Keywords: ADAMTS13; coagulopathy; inflammation; traumatic brain injury; von Willebrand factor.

Conflict of interest statement

X.L.Z. is a speaker for Alexion and serves as a consultant for Ablynx and BioMedica.

Figures

FIG. 1.

Plasma VWF antigen, VWF collagen binding activity, and the ratios of VWF activity to antigen in healthy controls and TBI patients. (A and B) Plasma VWF antigen (VWFAg) and collagen-binding activity (VWFAc), respectively, in healthy control and in patients on admission (D0), day 1 (D1), 2 (D2), 3 (D3), and 5 (D5) post-TBI are shown as the medians ±95% confidential intervals. (C) Ratios of plasma VWFAc to VWFAg in patients and healthy controls are also shown as the medians ±95% confidential intervals.
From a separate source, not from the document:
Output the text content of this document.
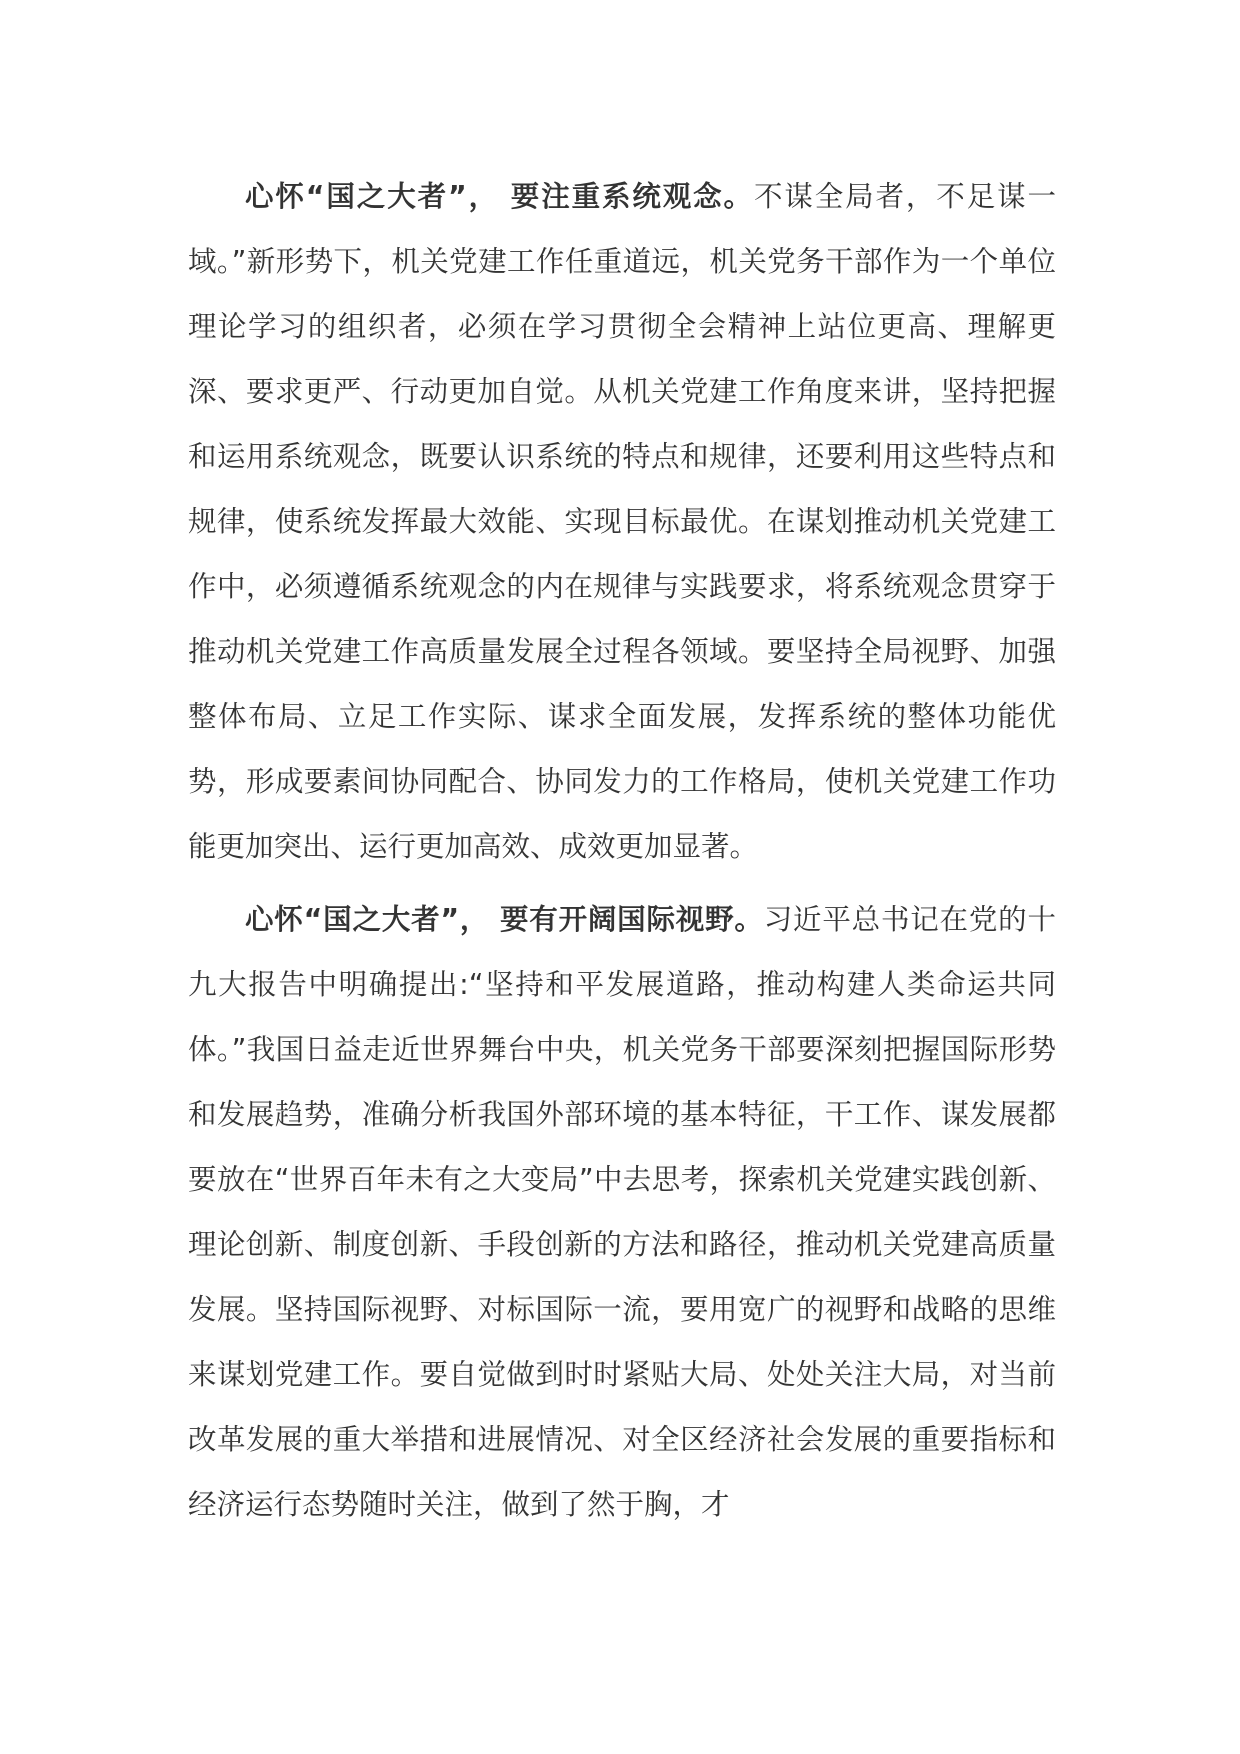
心怀“国之大者”， 要注重系统观念。不谋全局者，不足谋一域。”新形势下，机关党建工作任重道远，机关党务干部作为一个单位理论学习的组织者，必须在学习贯彻全会精神上站位更高、理解更深、要求更严、行动更加自觉。从机关党建工作角度来讲，坚持把握和运用系统观念，既要认识系统的特点和规律，还要利用这些特点和规律，使系统发挥最大效能、实现目标最优。在谋划推动机关党建工作中，必须遵循系统观念的内在规律与实践要求，将系统观念贯穿于推动机关党建工作高质量发展全过程各领域。要坚持全局视野、加强整体布局、立足工作实际、谋求全面发展，发挥系统的整体功能优势，形成要素间协同配合、协同发力的工作格局，使机关党建工作功能更加突出、运行更加高效、成效更加显著。

心怀“国之大者”， 要有开阔国际视野。习近平总书记在党的十九大报告中明确提出:“坚持和平发展道路，推动构建人类命运共同体。”我国日益走近世界舞台中央，机关党务干部要深刻把握国际形势和发展趋势，准确分析我国外部环境的基本特征，干工作、谋发展都要放在“世界百年未有之大变局”中去思考，探索机关党建实践创新、理论创新、制度创新、手段创新的方法和路径，推动机关党建高质量发展。坚持国际视野、对标国际一流，要用宽广的视野和战略的思维来谋划党建工作。要自觉做到时时紧贴大局、处处关注大局，对当前改革发展的重大举措和进展情况、对全区经济社会发展的重要指标和经济运行态势随时关注，做到了然于胸，才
Kruskal–Wallis analysis determined the significance of the differences between the control and patient values at various days after TBI. Symbols (*, **, ***, and ****) indicate the p values <0.05, <0.01, <0.005, and <0.0001, respectively. n.s., not significant; TBI, traumatic brain injury; VWF, von Willebrand factor.

FIG. 2.

Plasma ADAMTS13 activity and the ratios of ADAMTS13 to VWF in healthy controls and TBI patients. (A) Plasma ADAMTS13 activities in healthy controls and patients on admission (D0), day 1 (D1), 2 (D2), 3 (D3), and 5 (D5) post-TBI are shown as the medians ±95% confidential intervals. (B and C) Ratios of plasma ADAMTS13 activity to (VWFAg) or (VWFAc), respectively, in healthy controls and TBI patients are shown as the medians ±95% confidential intervals. Symbols (n.s., *, **, ***, and ****) indicate the p values >0.05, <0.05, <0.01, <0.005, and <0.0001, respectively. ADAMTS13, a disintegrin and metalloprotease with thrombospondin type 1 repeats 13; n.s., not significant; TBI, traumatic brain injury; VWF, von Willebrand factor.

FIG. 3.

Plasma levels of HNP1-3 in healthy controls and TBI patients. Plasma concentrations of HNP1-3 in healthy controls and patients on admission (D0), day 1 (D1), 2 (D2), 3 (D3), and 5 (D5) post-TBI are shown as the medians ±95% confidential intervals. Symbols (*, **, ***, and ****) indicate the p values <0.05, <0.01, <0.005, and <0.0001, respectively. HNP1-3, human neutrophil peptides 1–3; n.s., not significant; TBI, traumatic brain injury; VWF, von Willebrand factor.

FIG. 4.

The diagram depicts how TBI may perturb the ADAMTS13/VWF function, resulting in thrombus formation. When a patient suffers from TBI, acute inflammation results in activation of neutrophils and vascular endothelial cells and release of HNP1-3 and VWF, respectively. Locally released HNP1-3 may bind to VWF, which blocks its proteolysis by ADAMTS13; additionally, increased VWF results in consumption of VWF. Inflammatory cytokines released during the acute inflammation may suppress the synthesis of ADAMTS13 from hepatic stellate cells and endothelial cells while triggering the release of VWF from endothelial cells. The net results are the reduction of ADAMTS13 or decrease in the ratio of ADAMTS13 to VWF. The relative deficiency may cause platelet adhesion and aggregation, and thrombus formation in the brain or elsewhere. ADAMTS13 (or A13), a disintegrin and metalloprotease with thrombospondin type 1 repeats 13; HNP1-3, human neutrophil peptides 1–3; TBI, traumatic brain injury; VWF, von Willebrand factor.